CONFISSÃO
Reinaldo de Morais Filho

Nunca quis ir a Cabo Frio.

Mas eu comprei um carro e não sabia onde escondê-lo em um feriadão, nem sabia como usá-lo de uma outra forma que não indo longe.

Não tinha dinheiro para ir a Búzios. E Cabo Frio era próximo.

Arrumei cinco blusas na mala e vesti a única sunga azul que arrisquei comprar. A bermuda era a marrom com flores amarelas que vestia quando ainda não pensava em viajar.

E chegando lá um barco virou.

Sinceramente, pensei primeiro em voltar com a cara-cheia-de-gim-com-tônica de quando ouvi a notícia. Mas achei de bom grado ficar para ajudar se preciso fosse.

Não contaram com a minha ajuda. Talvez porque meu carro não alcançaria a região do acidente - pelo óbvio motivo desta estar alagada. Talvez porque a água tônica não resistiu ao álcool do gim e me deixou adormecer bêbado.

O que importa é que não perdi o carro, já que dormi de porta aberta esperando que um marinheiro gritasse 'homens ao mar'. E nem a bateria descarregou por completo - pois dormi ao som de Led Zepellin para não perder a concentração na vida.

Contudo, enquanto me refazia da bebida e do sono, devo ter cochilado na curva exata do retorno e me deixei estar perdido em um bairro tranqüilo da cidade, provavelmente distante do meu apartamento.

Estacionei o carro embaixo de uma árvore larga que parecia uma amendoeira, de tronco marrom e folhas amarelas, semelhante à minha bermuda.
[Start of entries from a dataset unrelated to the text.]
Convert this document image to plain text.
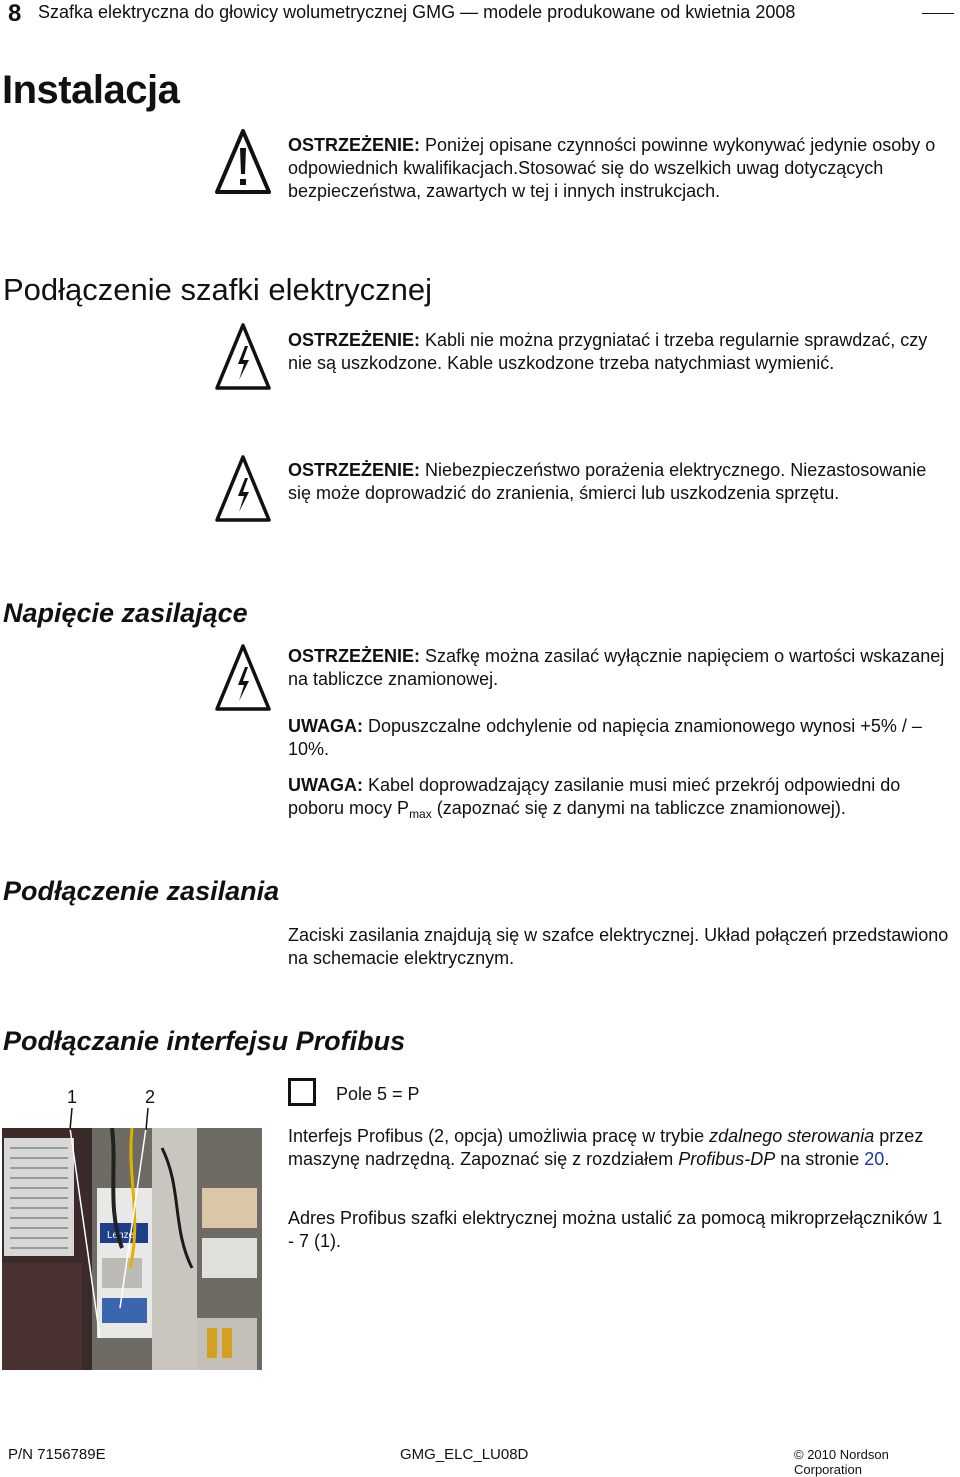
8 Szafka elektryczna do głowicy wolumetrycznej GMG — modele produkowane od kwietnia 2008
Instalacja
OSTRZEŻENIE: Poniżej opisane czynności powinne wykonywać jedynie osoby o odpowiednich kwalifikacjach.Stosować się do wszelkich uwag dotyczących bezpieczeństwa, zawartych w tej i innych instrukcjach.
Podłączenie szafki elektrycznej
OSTRZEŻENIE: Kabli nie można przygniatać i trzeba regularnie sprawdzać, czy nie są uszkodzone. Kable uszkodzone trzeba natychmiast wymienić.
OSTRZEŻENIE: Niebezpieczeństwo porażenia elektrycznego. Niezastosowanie się może doprowadzić do zranienia, śmierci lub uszkodzenia sprzętu.
Napięcie zasilające
OSTRZEŻENIE: Szafkę można zasilać wyłącznie napięciem o wartości wskazanej na tabliczce znamionowej.
UWAGA: Dopuszczalne odchylenie od napięcia znamionowego wynosi +5% / – 10%.
UWAGA: Kabel doprowadzający zasilanie musi mieć przekrój odpowiedni do poboru mocy $P_{max}$ (zapoznać się z danymi na tabliczce znamionowej).
Podłączenie zasilania
Zaciski zasilania znajdują się w szafce elektrycznej. Układ połączeń przedstawiono na schemacie elektrycznym.
Podłączanie interfejsu Profibus
1	2
Lenze
Pole 5 = P
Interfejs Profibus (2, opcja) umożliwia pracę w trybie zdalnego sterowania przez maszynę nadrzędną. Zapoznać się z rozdziałem Profibus-DP na stronie 20.
Adres Profibus szafki elektrycznej można ustalić za pomocą mikroprzełączników 1 - 7 (1).
P/N 7156789E	GMG_ELC_LU08D	© 2010 Nordson Corporation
Mas, o que importa é que eu estava de sunga azul, despido da calça que deve ter ficado na água onde me joguei, vez que estava molhado dos pés à cabeça como aquele frango branco que mergulhava no córrego que escorria perto da calçada.

E eu sempre escutei que as aves não gostavam da água; nem mesmo aquele pássaro que comia peixes e sempre conseguia os catar em um vôo rasante e perfeito que eu sonhava em realizar um dia quando realizasse o primeiro sonho de todo o homem que é voar.

Porque se eu voasse e pudesse arrancar um peixe da água, por exemplo, eu teria sido bem mais útil no salvamento do que fui tendo que pular bêbado na água e sendo socorrido por não saber nadar.

Se eu voasse, ao menos, nem teria que beber para cair na água, não teria sequer que dirigir até Cabo Frio sem querer estar naquele lugar.

Então, voltando ao frango - que esse eu pude ajudar já que, realmente, não gostava de água e estava sendo carregado pelas sobras da chuva forte que havia desabado horas atrás - eu, que estava mesmo perdido enquanto não restabelecesse a memória, aproveitei um fósforo no porta-luvas e fiz uma fogueira.

E do fogo ao frango-torrado foi um passo, porque sempre fazia a fogueira do churrasco e estava acostumado, além de faminto.

E matei o frango, e a fome, e acabei eu mesmo dormindo até o dia seguinte no lado esquerdo do carro, de sunga mesmo e sujo de sangue do frango, e bêbado de gim.

Acordei com cara de assassino, o frango com cara de menina, daquelas que brincam nos córregos depois da chuva, a fogueira com cara de sacos enfiados na mala, e os ossos do churrasco, carne vermelha ainda inteira dentro das sacolas.

Então, lembrei que o frango tem carne clara e que eu perco a memória e logo torno a lembrá-la; e que a menina que matei era menina um pouco mais velha do que a menina que imaginei.

E sabia que teria que sair de Cabo Frio sem avisar meus amigos para me esconder junto com o corpo, com medo de ter que voltar para finalmente encontrar todos os caminhos para matar a menina certa, e não sair por aí matando qualquer um depois da primeira dose de água tônica-pura, sem-álcool e sem-gelo.